ACÓRDÃO Vistos, relatados e discutidos estes autos em Sessão por Videoconferência da 1ª Câmara Especializada Criminal de 25/02/2026, acordam os componentes do(a) 1ª Câmara Especializada Criminal do Tribunal de Justiça do Estado do Piauí, por unanimidade, nos termos do voto do (a) relator (a), CONHECEM de ambos os recursos, para NEGAREM PROVIMENTO ao recurso ministerial, ao tempo em que DOU PARCIAL PROVIMENTO ao recurso defensivo, com o fim tão somente de excluir a condenação a título de indenização ex delicto, permanecendo inalterados os demais termos da sentença, em dissonância com o parecer do Ministério Público Superior.
RELATÓRIO
Trata-se de Apelações Criminais interpostas por RENILDO PIRES SOARES (1º apelante) e pelo Ministério Público Estadual (2º apelante) contra sentença proferida (em 11/7/2024) pelo MM. Juiz de Direito da Vara Única da Comarca de Barro Duro/PI, que o condenou à pena de 2 (dois) meses e 11 (onze) dias de detenção, em regime aberto, pela prática do delito tipificado no art. 180, § 3º, do Código Penal (receptação culposa), diante da narrativa fática extraída da denúncia (id. 28102999), a saber:
(…) 1. Consta nos autos de Inquérito Policial anexo RENILDO PIRES SOARES, vulgo “Roxinho”, adquiriu coisa que sabia ser produto de crime, qual seja, 2 (dois) desodorantes da marca “monange”, prática delitiva capitulada no art. 180, caput, do Código Penal. 2. Elucidam os autos que, no dia 09.12.2020, às 23h30, o agente militar Antônio Francisco Vieira da Cruz encontrava-se em serviço no GPM desta urbe, quando foi informado sobre a detenção de RENILDO PIRES SOARES, vulgo “Roxinho”, por populares, nas imediações do estádio municipal de Barro Duro – PI. 3. Naquela ocasião, o agente militar se deslocou até o local dos fatos, momento em que flagrou “Roxinho” na posse de dois desodorantes de propriedade de Manoel da Cruz Rodrigues, o qual declarou que seu estabelecimento comercial foi arrombado naquela noite e de lá subtraíram os cosméticos acima referidos. 4. Em sede de depoimento policial, o denunciado afirmou que recebeu os produtos de uma pessoa desconhecida e que não sabia que eram furtados. (...) Recebida a denúncia (em 6/4/2022; id. 28103003) e instruído o feito, sobreveio a sentença.
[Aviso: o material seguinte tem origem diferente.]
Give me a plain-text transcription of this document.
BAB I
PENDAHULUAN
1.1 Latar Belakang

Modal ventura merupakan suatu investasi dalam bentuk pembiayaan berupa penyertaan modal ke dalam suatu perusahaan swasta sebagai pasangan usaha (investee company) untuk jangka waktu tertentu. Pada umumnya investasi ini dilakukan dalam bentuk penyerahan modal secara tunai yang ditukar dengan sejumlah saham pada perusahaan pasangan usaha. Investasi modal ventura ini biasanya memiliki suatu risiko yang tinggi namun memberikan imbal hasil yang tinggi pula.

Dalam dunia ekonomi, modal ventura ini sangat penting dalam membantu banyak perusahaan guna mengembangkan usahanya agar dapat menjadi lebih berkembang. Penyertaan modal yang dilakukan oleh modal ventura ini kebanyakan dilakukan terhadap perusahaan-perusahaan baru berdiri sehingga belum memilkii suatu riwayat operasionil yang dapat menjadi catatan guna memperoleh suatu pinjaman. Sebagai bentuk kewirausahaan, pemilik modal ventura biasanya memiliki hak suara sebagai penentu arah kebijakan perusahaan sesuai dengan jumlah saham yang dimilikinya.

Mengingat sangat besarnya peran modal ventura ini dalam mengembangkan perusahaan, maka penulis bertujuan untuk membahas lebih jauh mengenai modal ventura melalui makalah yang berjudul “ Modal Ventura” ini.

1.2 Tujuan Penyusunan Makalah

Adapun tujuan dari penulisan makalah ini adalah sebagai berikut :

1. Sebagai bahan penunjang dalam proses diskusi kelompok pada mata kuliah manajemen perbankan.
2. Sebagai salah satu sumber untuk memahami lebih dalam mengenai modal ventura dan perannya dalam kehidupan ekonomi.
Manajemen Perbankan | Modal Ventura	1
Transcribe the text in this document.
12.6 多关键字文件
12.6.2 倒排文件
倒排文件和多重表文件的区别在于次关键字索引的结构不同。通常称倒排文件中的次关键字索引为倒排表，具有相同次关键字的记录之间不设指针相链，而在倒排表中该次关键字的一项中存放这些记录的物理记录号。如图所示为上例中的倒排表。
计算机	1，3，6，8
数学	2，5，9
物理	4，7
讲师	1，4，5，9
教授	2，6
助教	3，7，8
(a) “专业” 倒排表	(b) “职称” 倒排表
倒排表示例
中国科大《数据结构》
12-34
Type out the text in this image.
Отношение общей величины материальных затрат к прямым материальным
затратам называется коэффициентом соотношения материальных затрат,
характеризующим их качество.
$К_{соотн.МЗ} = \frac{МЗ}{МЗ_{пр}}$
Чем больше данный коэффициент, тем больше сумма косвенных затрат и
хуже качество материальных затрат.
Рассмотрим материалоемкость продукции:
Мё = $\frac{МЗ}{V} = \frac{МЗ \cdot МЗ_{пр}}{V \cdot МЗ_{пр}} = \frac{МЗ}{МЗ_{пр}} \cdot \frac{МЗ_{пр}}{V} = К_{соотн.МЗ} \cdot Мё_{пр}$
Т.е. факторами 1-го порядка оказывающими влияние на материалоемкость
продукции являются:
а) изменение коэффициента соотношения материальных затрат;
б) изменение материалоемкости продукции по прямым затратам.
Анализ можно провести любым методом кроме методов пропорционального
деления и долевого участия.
A defesa pleiteia, em sede de razões recursais (id. 28104229), a (i) absolvição do 1º apelante, “dada a atipicidade material da conduta, ex vi do artigo 386, inciso III, do CPP, face a incidência do princípio da insignificância”, e, subsidiariamente, (ii) a exclusão da “condenação do apelante à indenização de valor mínimo à vítima”. O Parquet Estadual pugna, em sede de razões recursais (id. 28104523), pela condenação do 1º apelante em face da prática do crime tipificado no art. 180, caput, do CP (receptação simples), e pela desvaloração da conduta social, imputando-lhe, “minimamente, o patamar de pena não inferior a 01 (um) ano e 04 (quatro) meses de reclusão”. A defesa e a acusação pugnam, em sede de contrarrazões (ids. 28104232 e 28104234), pelo conhecimento e improvimento dos respectivos apelos. Por fim, o Ministério Público Superior opinou pelo conhecimento de ambos os recursos, contudo, pelo provimento apenas daquele interposto pelo órgão acusatório (ids. 28716762 e 28716763). Revisão dispensada, nos termos dos arts. 610 e 613 do CPP, c/c os arts. 355 e 356 do RITJPI. É o relatório.
VOTO
Presentes os pressupostos gerais de admissibilidade recursal objetivos (previsão legal, forma prescrita e tempestividade) e subjetivos (legitimidade, interesse e possibilidade jurídica), CONHEÇO do recurso. Como não foi suscitada preliminar, passo à análise do mérito.
1. Do recurso defensivo. 1.1. Da sentença condenatória.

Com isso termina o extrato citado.